Schmid’s What’s New Gallery (416 Main St., 970-668-9601), which she has run with her husband, Smitty, for the past twelve years, is the blaringly colorful home to the couple’s handcrafted art glass, metal sculptures, and clay products, all made in the studio behind the business. “We make what we sell, and there aren’t many of us left who do that,” she says. Proudly local, the gallery has no website, takes no phone orders, and occasionally shoos out visitors snapping iPhone pictures: “If you like it, you should probably buy it,” goes the Schmids’ motto. “Don’t get your potter daughter in Ohio to make the same thing for you.”

Cosu winter 2012 spotlight whats new gallery aaocfo

Catherine Schmid amid her art glass and pottery at What’s New Gallery.

Image: Bob Winsett

Up the street, photographer Todd Powell and his wife, Tracy, also take a tag-team approach to business at their gallery (211 Main St., 970-668-2280).
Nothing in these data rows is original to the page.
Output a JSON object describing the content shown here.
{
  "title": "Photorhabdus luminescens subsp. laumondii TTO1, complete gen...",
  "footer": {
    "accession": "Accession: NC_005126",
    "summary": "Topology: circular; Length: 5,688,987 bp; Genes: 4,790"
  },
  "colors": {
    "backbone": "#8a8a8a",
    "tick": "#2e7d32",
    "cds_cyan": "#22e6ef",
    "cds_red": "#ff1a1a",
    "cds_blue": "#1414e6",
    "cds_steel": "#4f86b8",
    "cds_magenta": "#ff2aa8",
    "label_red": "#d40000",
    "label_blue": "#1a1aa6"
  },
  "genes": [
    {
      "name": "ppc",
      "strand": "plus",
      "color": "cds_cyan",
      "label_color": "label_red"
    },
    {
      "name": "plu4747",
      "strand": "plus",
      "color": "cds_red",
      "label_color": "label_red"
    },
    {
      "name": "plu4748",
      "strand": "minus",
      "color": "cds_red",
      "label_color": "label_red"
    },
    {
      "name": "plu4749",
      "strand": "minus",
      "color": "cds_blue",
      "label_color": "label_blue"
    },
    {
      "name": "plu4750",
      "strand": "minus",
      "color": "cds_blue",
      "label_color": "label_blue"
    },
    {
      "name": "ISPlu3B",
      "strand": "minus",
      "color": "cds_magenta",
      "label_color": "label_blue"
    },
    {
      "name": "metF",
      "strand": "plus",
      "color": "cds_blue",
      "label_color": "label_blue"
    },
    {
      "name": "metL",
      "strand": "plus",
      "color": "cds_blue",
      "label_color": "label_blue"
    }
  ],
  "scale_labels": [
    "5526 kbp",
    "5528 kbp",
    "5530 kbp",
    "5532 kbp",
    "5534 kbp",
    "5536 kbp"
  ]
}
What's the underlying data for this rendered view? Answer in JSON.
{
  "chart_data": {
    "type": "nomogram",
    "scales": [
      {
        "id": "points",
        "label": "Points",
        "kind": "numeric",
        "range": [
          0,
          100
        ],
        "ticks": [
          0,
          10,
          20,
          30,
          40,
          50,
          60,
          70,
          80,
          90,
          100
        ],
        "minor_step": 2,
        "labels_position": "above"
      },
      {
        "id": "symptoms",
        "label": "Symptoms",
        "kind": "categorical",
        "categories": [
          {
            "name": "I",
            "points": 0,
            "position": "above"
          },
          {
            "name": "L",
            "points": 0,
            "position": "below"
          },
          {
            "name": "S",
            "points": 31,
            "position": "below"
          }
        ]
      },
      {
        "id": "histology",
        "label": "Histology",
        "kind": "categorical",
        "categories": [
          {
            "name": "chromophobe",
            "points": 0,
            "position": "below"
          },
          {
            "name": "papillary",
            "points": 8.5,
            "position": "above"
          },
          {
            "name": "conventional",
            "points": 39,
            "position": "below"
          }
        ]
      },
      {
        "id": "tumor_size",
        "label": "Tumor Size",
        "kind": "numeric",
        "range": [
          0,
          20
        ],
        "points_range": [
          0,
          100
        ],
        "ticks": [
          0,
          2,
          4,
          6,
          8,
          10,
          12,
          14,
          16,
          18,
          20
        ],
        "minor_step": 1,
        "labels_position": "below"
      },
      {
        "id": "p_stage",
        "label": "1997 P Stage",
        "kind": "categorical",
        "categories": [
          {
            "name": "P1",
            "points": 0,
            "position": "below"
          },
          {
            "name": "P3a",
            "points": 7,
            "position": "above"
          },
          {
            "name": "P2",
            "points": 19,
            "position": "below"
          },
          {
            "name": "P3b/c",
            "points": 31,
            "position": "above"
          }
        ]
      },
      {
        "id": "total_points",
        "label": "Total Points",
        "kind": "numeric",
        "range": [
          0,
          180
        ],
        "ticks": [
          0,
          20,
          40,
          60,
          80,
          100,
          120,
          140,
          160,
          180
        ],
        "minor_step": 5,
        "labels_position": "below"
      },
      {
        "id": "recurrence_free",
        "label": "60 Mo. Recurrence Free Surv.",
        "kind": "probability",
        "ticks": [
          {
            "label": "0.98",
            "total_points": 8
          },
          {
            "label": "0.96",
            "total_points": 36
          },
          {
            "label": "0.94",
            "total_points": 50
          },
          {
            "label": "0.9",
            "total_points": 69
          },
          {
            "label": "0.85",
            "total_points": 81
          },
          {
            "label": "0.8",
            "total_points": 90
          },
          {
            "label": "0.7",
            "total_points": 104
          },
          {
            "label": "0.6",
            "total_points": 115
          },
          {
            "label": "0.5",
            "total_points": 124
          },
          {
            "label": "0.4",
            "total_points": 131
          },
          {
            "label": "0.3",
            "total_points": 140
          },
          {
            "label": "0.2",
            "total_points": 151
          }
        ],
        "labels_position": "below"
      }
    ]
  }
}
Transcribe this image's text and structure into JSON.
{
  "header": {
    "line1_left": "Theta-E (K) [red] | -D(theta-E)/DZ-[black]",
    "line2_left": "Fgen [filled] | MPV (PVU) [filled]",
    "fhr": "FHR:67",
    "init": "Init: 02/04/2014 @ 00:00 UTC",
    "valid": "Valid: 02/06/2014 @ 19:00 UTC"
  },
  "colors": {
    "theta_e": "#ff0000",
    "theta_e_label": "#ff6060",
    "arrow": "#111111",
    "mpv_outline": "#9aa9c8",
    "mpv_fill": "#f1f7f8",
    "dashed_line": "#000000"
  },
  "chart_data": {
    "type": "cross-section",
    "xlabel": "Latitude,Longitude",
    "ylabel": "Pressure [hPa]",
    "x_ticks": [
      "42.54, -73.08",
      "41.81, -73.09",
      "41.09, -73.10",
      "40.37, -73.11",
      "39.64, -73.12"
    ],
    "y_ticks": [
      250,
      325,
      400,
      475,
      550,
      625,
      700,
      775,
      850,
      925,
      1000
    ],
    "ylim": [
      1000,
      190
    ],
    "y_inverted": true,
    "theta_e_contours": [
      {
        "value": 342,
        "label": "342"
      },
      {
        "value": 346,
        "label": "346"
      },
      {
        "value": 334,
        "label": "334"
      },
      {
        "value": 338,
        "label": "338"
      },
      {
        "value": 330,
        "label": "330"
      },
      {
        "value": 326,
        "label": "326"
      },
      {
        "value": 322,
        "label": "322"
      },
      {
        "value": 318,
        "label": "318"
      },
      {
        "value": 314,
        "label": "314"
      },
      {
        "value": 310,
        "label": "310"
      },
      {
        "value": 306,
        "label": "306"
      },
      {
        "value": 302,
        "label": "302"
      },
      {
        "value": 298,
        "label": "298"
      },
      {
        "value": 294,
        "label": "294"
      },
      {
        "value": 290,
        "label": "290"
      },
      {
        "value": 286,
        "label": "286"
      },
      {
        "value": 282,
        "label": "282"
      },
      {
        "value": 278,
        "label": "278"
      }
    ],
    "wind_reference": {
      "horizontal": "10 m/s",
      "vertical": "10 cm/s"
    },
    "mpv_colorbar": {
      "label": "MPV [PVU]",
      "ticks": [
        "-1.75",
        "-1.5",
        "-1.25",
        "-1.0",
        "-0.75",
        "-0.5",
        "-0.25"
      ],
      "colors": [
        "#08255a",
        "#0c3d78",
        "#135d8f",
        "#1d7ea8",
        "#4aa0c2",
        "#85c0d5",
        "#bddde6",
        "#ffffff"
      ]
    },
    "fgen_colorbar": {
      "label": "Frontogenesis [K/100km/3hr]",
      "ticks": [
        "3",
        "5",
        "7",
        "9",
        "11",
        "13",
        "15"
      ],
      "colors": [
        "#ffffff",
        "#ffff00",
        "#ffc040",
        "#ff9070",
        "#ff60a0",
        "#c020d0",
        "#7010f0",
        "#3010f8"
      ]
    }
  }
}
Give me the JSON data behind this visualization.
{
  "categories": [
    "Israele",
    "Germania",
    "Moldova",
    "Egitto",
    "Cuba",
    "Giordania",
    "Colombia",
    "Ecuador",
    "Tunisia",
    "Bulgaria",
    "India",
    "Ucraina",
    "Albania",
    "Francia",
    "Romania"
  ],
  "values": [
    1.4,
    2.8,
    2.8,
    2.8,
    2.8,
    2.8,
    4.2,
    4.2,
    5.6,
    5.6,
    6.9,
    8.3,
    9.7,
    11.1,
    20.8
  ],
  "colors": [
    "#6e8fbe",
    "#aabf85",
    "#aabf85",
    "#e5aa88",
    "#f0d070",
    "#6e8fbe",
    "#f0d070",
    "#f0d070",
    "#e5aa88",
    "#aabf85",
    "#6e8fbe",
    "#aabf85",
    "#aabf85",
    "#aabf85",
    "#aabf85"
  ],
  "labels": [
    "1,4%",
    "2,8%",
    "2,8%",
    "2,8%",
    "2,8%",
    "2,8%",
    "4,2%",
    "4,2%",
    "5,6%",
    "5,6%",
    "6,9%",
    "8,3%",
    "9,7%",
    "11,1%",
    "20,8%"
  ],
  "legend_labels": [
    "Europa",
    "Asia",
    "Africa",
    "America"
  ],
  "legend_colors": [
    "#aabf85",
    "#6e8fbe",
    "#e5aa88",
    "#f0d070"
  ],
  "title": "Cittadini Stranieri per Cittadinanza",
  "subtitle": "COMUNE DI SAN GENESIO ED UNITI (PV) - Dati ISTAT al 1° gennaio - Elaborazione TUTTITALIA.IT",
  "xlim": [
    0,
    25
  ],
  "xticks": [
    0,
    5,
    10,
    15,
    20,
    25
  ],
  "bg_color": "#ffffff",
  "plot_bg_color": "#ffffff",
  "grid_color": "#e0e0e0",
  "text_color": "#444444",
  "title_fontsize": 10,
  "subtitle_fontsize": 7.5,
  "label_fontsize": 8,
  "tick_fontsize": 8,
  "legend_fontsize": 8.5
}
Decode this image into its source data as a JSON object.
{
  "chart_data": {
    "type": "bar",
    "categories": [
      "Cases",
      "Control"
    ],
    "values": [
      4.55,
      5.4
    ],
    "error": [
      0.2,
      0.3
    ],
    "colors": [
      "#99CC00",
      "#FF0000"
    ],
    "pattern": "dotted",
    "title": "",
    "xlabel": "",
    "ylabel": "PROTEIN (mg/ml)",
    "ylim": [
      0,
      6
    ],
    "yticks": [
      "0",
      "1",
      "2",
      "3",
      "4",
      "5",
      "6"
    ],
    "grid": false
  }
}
Todd, a twenty-five-year resident, evocatively captures images near and dear to the hearts of both Summit residents and out-of-towners: aspen trees, panoramas of snowcapped mountains, wildflowers, and iconic scenes of Victorian-era cabins. Tracy does most of the finishes and framing in-house, as well as offering a smattering of her own pottery.

She notes that the recent closure of the Columbine Gallery left a big hole in the local scene, though owner Bill Bickerton has thankfully joined the diverse co-op of artists who inhabit the second floor of the Frisco Emporium (313 Main St., 970-390-0774). While many visitors stroll in simply to check out the eclectic antiques—from ski posters to snowshoes—if you climb up the stairs on either side of the old railway mail car, you’ll find microgalleries devoted to Lorna Babcock and her hand-burned wooden signs, Southwestern artist Mark Ortiz, metal crafter Todd Buckendahl, and glassblower John Hudnut. Emporium owner Jackie Crandall also hosts an interior design and vintage clothing business. In addition to fostering its artists’ colony, the Emporium contributed to Frisco’s weirdness by spawning a full-blown German beer hall, Prost, in its lobby.

Keep digging around a bit in Main Street’s happily chaotic collection of turn-of-the-century buildings, and you’ll be sure to find other absolutely local treasures.